Twenty years later, Tom Schieffer remains proud of what he accomplished in spearheading the construction of The Ballpark in Arlington.
He called it the joy of his distinguished career and it’s certainly the signature moment from his years with the Texas Rangers.
And, as the Rangers celebrate the 20th anniversary of The Ballpark which is now known as Globe Life Park, Schieffer will become the 17th member of the club’s Hall of Fame.
The Rangers announced that Schieffer would be given the team’s highest honor during an induction ceremony on Aug. 23. He’s the sixth inductee in a “non-playing capacity.”
“I am sure most of you were surprised when you got the announcement; I was surprised,” said Schieffer, who graduated from Arlington Heights and the University of Texas.
“It’s a great honor. I always said that the definition of a good job was when you got paid to watch a baseball game, and I thought I had a really good job. Building this ballpark was really the joy of my life.”
Schieffer is proud of how well the facility has aged, saying: “I always thought it would be better when it had a little patina on it from use.”
Schieffer spoke at length about the ballpark and the importance of it to fans.
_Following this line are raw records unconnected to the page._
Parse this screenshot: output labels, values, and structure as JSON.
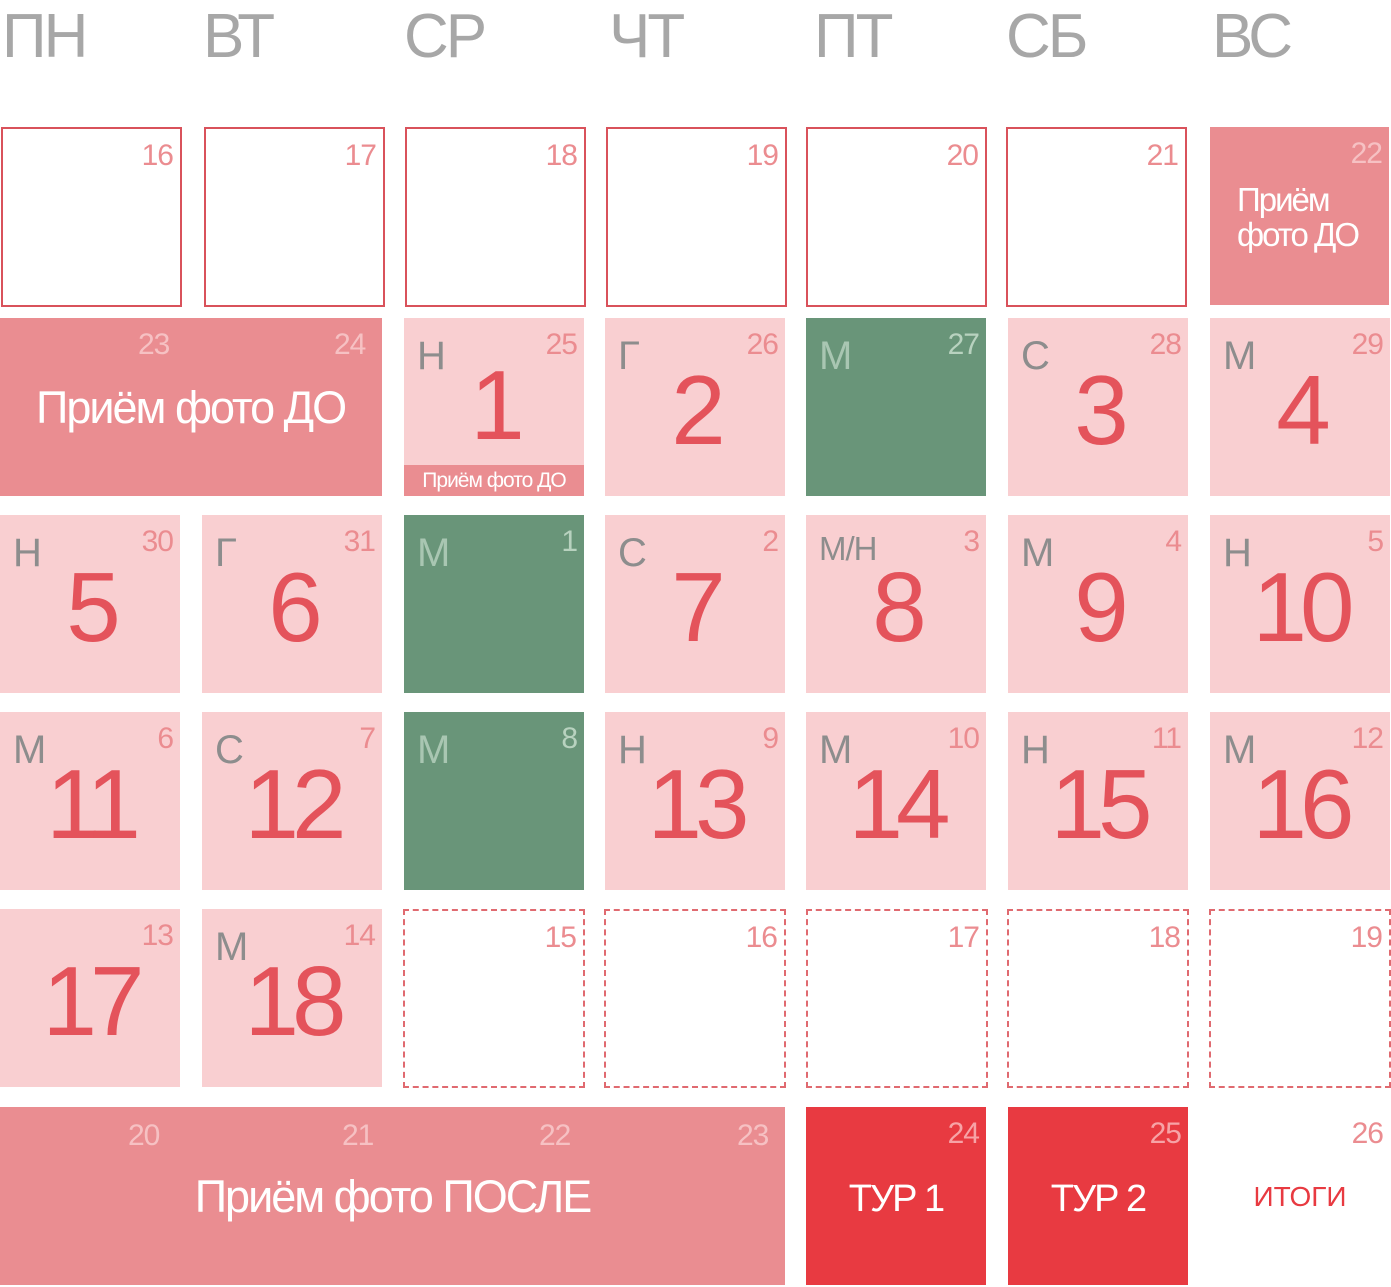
{
  "weekdays": [
    "ПН",
    "ВТ",
    "СР",
    "ЧТ",
    "ПТ",
    "СБ",
    "ВС"
  ],
  "row1": {
    "days": [
      "16",
      "17",
      "18",
      "19",
      "20",
      "21",
      "22"
    ],
    "sunday_label_line1": "Приём",
    "sunday_label_line2": "фото ДО"
  },
  "row2": {
    "banner": {
      "days": [
        "23",
        "24"
      ],
      "label": "Приём фото ДО"
    },
    "cells": [
      {
        "small": "25",
        "code": "Н",
        "big": "1",
        "note": "Приём фото ДО"
      },
      {
        "small": "26",
        "code": "Г",
        "big": "2"
      },
      {
        "small": "27",
        "code": "М"
      },
      {
        "small": "28",
        "code": "С",
        "big": "3"
      },
      {
        "small": "29",
        "code": "М",
        "big": "4"
      }
    ]
  },
  "row3": {
    "cells": [
      {
        "small": "30",
        "code": "Н",
        "big": "5"
      },
      {
        "small": "31",
        "code": "Г",
        "big": "6"
      },
      {
        "small": "1",
        "code": "М"
      },
      {
        "small": "2",
        "code": "С",
        "big": "7"
      },
      {
        "small": "3",
        "code": "М/Н",
        "big": "8"
      },
      {
        "small": "4",
        "code": "М",
        "big": "9"
      },
      {
        "small": "5",
        "code": "Н",
        "big": "10"
      }
    ]
  },
  "row4": {
    "cells": [
      {
        "small": "6",
        "code": "М",
        "big": "11"
      },
      {
        "small": "7",
        "code": "С",
        "big": "12"
      },
      {
        "small": "8",
        "code": "М"
      },
      {
        "small": "9",
        "code": "Н",
        "big": "13"
      },
      {
        "small": "10",
        "code": "М",
        "big": "14"
      },
      {
        "small": "11",
        "code": "Н",
        "big": "15"
      },
      {
        "small": "12",
        "code": "М",
        "big": "16"
      }
    ]
  },
  "row5": {
    "cells": [
      {
        "small": "13",
        "big": "17"
      },
      {
        "small": "14",
        "code": "М",
        "big": "18"
      },
      {
        "small": "15"
      },
      {
        "small": "16"
      },
      {
        "small": "17"
      },
      {
        "small": "18"
      },
      {
        "small": "19"
      }
    ]
  },
  "row6": {
    "banner": {
      "days": [
        "20",
        "21",
        "22",
        "23"
      ],
      "label": "Приём фото ПОСЛЕ"
    },
    "tour1": {
      "day": "24",
      "label": "ТУР 1"
    },
    "tour2": {
      "day": "25",
      "label": "ТУР 2"
    },
    "results": {
      "day": "26",
      "label": "ИТОГИ"
    }
  },
  "colors": {
    "outline_red": "#d9525b",
    "light_pink": "#f9cfd1",
    "rose": "#ea8d91",
    "green": "#699579",
    "red": "#e83a41",
    "header_gray": "#a7a7a7",
    "big_number": "#e4535b"
  }
}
He went on to say that a domed stadium was not economically feasible at the time and that he’s been disappointed that more development hasn’t occurred outside the ballpark.
But Schieffer, who was an original investor in the ownership group headed by George W. Bush and Edward (Rusty) Rose that purchased the club in April 1989, also reflected on his years with the team, specifically his tenure as team president from February 1991 until April 1999.
Schieffer recalled the day he signed Ivan Rodriguez to a five-year, $42 million deal on July 31, 1997. Earlier in the day, the Rangers had worked out a trade that would have sent the star backstop to the New York Yankees but worked out a last-minute deal.
Nick Tepesch appeared to be making a spot start in his season debut last Wednesday in Houston, but finds himself in the rotation for now.
Tepesch pitched well against the Astros, limiting them to one run on two hits with three walks and eight strikeouts over 5 1/3 innings. The only thing he would like to change Wednesday against the Mariners is the number of pitches he throws early on.
“I would have liked to pitch deeper in a game like that,” Tepesch said. “But I’m going to keep the same approach. I’m not changing what I am as a pitcher — attacking, being down in the zone and getting quick outs.”
Leonys Martin slept on his neck the wrong way Monday night, causing neck stiffness severe enough to force him out of Tuesday’s lineup.
Daniel Robertson replaced Martin in center field and atop the lineup, but the club hopes Martin is ready Wednesday.
“He tried to get some treatment, but it just didn’t work,” manager Ron Washington said. “Right now, we’ve got to go day-to-day. It’s nothing serious, but Marty’s neck is stiff.”